4. Draw another line a fraction of an inch from the bottom line: this is the overall depth of each point.
5. Get cutting! Using a ruler, cut the lines from step 3 first. To make the points, cut short lines between the little dots you drew in step 3 and the line you drew in step 4.
6. To measure where to put the holes: take the laces out of the top pair of eyelets on the shoe. Tuck the top/inside part of the fringe, wrong side up, between the lacing and the tongue. Poke a pencil inside each eyelet to mark on the fabric where the holes go.
7. Punch the first set of holes. Then fold the fringe over (right side outwards) at the shorter line drawn in step 2b). Mark through the holes you just made onto the inside of the fabric, and punch the second set of holes.
8. To attach to shoe:
a) Remove laces from top pair of eyelets. Cross laces over and thread through the top pair of holes on the fringe, from right side to wrong side.

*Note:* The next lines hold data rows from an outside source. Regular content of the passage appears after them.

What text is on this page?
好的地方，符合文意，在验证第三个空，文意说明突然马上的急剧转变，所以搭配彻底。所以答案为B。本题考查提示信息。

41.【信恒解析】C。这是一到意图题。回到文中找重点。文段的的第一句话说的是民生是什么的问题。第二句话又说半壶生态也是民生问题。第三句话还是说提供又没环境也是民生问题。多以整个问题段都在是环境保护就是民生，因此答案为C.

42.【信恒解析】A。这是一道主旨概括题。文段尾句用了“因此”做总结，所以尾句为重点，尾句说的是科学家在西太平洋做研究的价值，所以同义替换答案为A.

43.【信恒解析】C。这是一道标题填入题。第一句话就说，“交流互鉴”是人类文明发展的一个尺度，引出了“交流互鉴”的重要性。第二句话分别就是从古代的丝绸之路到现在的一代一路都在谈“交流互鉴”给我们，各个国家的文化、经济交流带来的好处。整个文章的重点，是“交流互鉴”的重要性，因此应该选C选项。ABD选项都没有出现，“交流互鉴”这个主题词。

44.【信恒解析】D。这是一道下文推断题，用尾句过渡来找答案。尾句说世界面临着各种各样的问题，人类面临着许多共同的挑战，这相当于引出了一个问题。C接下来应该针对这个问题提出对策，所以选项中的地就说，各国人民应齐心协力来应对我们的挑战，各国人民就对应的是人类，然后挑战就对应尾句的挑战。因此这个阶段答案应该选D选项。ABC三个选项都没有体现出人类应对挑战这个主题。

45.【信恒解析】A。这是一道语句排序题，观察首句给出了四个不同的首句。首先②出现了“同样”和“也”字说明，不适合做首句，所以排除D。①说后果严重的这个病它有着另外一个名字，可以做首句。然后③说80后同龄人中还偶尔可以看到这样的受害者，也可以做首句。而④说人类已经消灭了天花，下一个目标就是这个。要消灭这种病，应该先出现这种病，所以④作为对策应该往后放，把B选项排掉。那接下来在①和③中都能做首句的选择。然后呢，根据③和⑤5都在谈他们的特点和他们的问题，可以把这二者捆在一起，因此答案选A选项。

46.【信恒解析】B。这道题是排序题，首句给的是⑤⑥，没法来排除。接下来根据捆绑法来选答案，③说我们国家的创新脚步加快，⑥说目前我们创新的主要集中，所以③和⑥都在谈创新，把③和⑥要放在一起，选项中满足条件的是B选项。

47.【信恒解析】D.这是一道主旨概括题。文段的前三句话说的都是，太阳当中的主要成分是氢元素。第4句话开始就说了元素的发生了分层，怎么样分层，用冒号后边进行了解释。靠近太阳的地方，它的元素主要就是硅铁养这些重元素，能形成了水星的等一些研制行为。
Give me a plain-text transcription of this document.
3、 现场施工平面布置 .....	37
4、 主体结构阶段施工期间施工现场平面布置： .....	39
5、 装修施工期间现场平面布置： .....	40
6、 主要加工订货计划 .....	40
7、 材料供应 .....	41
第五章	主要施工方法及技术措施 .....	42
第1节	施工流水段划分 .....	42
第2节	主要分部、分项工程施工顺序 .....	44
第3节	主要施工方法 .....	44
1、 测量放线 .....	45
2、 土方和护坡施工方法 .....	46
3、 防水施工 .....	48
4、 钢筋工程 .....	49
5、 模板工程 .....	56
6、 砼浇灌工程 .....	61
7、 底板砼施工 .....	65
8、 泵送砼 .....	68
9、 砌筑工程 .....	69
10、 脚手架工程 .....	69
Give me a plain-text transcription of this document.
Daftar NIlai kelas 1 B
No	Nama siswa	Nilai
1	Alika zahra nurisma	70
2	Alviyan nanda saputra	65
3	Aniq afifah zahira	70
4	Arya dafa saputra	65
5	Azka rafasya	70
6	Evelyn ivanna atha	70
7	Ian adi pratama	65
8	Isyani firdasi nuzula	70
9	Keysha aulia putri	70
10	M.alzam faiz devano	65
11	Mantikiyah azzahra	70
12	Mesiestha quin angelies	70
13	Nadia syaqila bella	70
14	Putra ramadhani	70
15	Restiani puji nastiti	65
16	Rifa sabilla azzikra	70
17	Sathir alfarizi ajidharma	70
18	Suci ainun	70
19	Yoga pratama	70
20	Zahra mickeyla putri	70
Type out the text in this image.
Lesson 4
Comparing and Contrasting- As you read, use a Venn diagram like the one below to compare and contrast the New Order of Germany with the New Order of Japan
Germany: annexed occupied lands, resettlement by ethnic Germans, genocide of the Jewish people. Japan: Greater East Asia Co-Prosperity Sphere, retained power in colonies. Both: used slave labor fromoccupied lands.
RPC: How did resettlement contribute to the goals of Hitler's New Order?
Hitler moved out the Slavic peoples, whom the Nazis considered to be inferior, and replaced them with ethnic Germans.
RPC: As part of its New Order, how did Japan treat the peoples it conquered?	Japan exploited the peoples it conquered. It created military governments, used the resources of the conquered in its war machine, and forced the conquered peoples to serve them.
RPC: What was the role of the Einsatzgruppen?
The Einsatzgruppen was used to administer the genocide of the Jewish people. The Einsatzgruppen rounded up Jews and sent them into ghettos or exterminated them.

b) Tuck the top of the fringe into the shoe, between the laces and the tongue. Thread laces through the top eyelets of the shoe (do not cross them over).
c) Fold fringe over the front of the shoe. Thread the laces through the lower pair of holes on the fringe and tie as you would normally.
9. Wear them out!
I’m now thinking of making some of these for a pair of ankle boots!
In the example shown, I made fringe to match the shoe, but of course you could make something that contrasts!